Торби нырнул в ящик, сунул ноги в дыру и лег на спину; опустившаяся
крышка была всего в нескольких дюймах над его головой. Набросил коврик,
Матушка Шаум спросила его:
- Все в порядке?
- Да, конечно. Матушка Шаум! Он в самом деле мертв?
- В ее голосе появились почти мягкие нотки.
- Мертв, мальчик. Это очень грустно.
- Вы уверены?
- Знай я его так же, как и ты, я бы мучилась теми же вопросами.

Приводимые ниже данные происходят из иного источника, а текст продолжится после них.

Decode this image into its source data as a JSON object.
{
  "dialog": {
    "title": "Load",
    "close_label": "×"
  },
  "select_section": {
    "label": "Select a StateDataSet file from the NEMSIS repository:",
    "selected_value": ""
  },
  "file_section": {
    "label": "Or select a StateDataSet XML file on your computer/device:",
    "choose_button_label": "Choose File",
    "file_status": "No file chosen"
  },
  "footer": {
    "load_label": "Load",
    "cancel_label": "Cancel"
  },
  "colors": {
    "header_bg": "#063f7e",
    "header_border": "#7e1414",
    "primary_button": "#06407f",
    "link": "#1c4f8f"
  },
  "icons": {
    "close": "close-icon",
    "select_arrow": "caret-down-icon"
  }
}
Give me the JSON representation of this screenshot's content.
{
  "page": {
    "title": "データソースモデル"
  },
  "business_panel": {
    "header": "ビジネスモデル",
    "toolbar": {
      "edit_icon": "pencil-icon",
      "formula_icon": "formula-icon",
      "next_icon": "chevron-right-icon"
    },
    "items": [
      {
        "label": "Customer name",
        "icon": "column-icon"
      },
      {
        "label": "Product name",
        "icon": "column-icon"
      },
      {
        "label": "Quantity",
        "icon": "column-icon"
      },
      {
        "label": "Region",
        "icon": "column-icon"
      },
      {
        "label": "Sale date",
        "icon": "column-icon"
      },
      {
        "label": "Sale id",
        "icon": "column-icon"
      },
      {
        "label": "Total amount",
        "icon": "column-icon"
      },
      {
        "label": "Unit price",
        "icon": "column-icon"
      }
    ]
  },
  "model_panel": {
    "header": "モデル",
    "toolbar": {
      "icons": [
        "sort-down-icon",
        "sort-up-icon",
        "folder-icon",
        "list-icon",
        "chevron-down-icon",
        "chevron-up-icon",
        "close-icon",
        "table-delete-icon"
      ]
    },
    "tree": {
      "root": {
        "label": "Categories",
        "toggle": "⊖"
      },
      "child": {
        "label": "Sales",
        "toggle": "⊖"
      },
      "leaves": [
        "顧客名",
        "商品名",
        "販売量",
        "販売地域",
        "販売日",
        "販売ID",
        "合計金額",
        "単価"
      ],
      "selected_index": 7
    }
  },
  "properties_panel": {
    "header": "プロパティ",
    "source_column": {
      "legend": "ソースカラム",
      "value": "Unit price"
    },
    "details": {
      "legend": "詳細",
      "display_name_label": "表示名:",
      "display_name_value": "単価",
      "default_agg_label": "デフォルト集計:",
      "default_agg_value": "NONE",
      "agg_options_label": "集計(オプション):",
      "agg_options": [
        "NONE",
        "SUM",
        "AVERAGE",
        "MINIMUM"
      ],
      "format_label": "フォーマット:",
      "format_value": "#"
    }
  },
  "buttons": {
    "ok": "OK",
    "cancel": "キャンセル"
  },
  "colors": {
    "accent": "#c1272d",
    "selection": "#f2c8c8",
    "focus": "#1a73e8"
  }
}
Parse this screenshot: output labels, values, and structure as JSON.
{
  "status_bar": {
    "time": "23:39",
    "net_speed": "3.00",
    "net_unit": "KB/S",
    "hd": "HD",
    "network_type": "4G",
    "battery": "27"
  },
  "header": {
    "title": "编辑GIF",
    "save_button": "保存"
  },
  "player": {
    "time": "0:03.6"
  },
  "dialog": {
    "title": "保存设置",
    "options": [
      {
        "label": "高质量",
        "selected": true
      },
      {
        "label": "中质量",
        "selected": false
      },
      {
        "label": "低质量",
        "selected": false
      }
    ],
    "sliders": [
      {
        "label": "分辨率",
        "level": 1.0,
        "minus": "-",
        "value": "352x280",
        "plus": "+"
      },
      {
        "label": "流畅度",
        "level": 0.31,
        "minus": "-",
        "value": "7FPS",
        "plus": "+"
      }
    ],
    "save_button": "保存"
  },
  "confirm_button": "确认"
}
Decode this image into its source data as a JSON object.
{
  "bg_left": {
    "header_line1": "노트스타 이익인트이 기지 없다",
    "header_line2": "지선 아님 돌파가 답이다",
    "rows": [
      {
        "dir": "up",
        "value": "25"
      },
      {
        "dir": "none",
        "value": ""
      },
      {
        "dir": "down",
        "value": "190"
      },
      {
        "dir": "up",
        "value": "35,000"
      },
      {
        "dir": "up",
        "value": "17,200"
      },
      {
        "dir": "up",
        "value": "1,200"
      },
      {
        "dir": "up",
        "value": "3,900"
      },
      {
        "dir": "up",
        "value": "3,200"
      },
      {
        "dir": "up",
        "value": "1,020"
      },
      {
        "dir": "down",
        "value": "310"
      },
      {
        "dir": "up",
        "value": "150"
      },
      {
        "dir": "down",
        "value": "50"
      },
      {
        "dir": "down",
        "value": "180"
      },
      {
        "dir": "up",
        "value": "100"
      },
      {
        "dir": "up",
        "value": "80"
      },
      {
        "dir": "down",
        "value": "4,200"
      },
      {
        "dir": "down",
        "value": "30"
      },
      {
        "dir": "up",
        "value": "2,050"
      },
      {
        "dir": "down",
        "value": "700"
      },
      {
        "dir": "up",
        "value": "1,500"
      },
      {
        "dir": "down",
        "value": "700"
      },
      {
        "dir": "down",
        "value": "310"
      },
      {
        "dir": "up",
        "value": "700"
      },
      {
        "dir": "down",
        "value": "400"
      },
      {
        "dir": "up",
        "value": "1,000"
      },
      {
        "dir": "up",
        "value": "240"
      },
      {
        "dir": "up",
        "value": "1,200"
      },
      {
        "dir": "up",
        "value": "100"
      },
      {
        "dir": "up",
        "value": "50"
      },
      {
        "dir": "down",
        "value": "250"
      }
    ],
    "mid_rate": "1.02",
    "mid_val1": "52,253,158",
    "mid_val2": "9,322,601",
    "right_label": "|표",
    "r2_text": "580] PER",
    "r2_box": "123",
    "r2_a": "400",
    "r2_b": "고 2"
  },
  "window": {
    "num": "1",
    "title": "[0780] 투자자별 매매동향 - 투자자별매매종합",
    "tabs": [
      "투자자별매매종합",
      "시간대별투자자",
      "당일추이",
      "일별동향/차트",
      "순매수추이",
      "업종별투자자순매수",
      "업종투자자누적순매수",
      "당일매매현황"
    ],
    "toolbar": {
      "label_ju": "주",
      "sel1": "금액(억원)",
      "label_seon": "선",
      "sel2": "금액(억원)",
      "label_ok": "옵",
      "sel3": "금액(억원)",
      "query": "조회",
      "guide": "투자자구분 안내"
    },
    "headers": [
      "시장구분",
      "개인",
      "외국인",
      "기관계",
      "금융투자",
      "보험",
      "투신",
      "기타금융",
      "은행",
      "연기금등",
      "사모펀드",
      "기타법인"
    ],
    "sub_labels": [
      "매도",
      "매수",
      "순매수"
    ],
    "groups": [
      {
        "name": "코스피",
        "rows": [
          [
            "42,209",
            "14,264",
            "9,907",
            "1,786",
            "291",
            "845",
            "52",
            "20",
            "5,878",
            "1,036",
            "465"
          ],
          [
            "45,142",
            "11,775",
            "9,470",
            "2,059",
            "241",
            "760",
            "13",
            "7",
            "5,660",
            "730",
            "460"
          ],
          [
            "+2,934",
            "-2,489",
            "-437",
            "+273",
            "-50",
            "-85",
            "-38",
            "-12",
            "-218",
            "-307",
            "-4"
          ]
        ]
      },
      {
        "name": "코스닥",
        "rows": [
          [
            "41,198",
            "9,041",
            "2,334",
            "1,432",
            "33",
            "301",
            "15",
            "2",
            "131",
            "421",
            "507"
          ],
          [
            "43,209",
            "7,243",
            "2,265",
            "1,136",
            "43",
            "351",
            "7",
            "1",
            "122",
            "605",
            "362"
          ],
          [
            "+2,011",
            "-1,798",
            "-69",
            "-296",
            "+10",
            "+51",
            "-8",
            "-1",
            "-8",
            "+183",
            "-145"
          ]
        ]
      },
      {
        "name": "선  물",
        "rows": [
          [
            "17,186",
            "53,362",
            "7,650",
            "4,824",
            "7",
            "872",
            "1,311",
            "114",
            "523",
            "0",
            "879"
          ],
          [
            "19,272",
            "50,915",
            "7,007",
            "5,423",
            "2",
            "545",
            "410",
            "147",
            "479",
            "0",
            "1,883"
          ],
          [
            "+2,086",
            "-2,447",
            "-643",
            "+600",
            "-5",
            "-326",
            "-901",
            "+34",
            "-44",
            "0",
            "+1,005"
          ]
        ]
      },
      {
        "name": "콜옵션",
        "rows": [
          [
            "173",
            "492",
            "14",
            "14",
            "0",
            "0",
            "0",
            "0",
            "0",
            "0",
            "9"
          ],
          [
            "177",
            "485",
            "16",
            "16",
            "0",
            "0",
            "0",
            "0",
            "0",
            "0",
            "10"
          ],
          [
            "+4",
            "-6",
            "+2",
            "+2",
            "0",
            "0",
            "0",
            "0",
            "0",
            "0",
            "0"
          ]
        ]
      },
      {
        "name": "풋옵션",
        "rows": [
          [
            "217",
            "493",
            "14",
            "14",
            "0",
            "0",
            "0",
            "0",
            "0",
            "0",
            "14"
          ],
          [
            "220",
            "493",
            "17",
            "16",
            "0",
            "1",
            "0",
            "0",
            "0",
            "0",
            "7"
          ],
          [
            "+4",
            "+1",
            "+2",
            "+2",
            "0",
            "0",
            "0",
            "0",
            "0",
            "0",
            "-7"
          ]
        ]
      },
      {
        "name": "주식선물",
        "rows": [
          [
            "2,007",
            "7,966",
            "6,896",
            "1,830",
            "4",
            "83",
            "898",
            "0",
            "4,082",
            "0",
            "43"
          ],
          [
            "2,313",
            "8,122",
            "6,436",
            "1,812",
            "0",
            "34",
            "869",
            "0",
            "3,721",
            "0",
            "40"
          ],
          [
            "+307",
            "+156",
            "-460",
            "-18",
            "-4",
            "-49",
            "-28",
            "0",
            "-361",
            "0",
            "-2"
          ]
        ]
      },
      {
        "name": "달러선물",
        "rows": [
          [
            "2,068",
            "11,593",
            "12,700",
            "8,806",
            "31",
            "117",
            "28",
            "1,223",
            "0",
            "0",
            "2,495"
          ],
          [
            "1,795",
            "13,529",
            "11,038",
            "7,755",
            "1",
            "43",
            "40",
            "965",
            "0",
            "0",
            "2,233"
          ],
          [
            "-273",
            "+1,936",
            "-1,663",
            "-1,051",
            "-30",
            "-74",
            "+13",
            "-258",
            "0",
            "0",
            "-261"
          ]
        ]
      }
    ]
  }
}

Поэтому я прогулялась к пилонам посмотреть. Это он. Но могу сказать тебе,
мальчик, что на лице у него улыбка, он перехитрил их... и так оно и есть.
Им не нравится, когда человек уходит от них, дождавшись допросов. - Она
снова вздохнула. - Теперь, если хочешь, можешь поплакать, но тихонько.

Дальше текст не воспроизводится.